Harold’s nice post about sampling populations who spend varying spells in the state you observe reminds me of some other contexts in which the same principle sheds some light. But first, a puzzle that you can skip if you know “the one about the guy with the two girlfriends and the subway” :
One of my students was greatly in love, simultaneously, with a girl who lived in Orinda and another who lived in the Mission in San Francisco. He was pretty sure he wanted to marry one of them, but not sure which, so he decided to roll the dice of life. Learning that inbound and outbound BART trains strictly alternated, first a westbound, then an eastbound, at the Rockridge station near his house (where trains in both directions stop on opposite sides of the same platform) during the relevant times of day, he carefully randomized his departure times from home, took his bike to BART, and got on the next train whichever way it was going, visiting the girl it took him to.
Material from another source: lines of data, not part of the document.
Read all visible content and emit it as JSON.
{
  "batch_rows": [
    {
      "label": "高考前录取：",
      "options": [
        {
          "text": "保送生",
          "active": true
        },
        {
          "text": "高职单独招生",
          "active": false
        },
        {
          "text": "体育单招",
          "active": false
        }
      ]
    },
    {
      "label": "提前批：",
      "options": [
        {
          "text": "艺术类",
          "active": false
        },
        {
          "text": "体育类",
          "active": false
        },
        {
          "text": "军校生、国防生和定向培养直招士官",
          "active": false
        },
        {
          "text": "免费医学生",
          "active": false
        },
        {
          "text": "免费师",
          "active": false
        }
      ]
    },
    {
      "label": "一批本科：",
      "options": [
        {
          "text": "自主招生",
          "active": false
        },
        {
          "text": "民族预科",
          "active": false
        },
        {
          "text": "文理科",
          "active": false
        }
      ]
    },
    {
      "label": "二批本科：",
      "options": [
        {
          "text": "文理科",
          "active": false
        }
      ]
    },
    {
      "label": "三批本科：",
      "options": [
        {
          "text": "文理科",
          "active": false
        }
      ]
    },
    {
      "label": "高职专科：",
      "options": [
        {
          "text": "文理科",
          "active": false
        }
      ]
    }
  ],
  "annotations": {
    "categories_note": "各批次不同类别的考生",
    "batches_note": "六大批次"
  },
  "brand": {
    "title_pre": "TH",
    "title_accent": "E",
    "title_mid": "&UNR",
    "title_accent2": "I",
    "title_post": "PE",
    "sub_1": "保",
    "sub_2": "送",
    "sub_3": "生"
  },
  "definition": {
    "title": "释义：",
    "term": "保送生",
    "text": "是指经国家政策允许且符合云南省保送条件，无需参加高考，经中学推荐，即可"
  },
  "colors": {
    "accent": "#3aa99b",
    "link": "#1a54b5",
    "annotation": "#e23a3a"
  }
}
After a few weeks of this, he was astonished to find he had had five times more dates with the girl in the city and was engaged to her.
Art institutions like to put out PR boasting about their attendance, and nothing wrong with that. The Museum of Fine Arts in Boston proudly reports “we welcome more than one million visitors each year….” That’s more than a fifth of the population of greater Boston, tots, geezers, hockey fans and all. What they welcome is a much smaller number of people who make more than a million visits, and if you’re not careful weighting the sample in your visitor survey, you can greatly deceive yourself about the population you’re serving, and related things like the amount of political support your customers can provide when they vote on your bond issue. Mary Jo Bane and David Ellwood changed everyone’s thinking about poverty and welfare in 1983 when they looked at the variation in how long people spent in poverty and not just at a cross-section of welfare recipients at a given time; the latter greatly inflates our perception of how many of the people who become poor are long-time dependents. This lesson is the other side of Harold’s coin about long-term unemployed: the fraction of a population that has a problem is not at all the same as the fraction of the problem represented by an instance of it.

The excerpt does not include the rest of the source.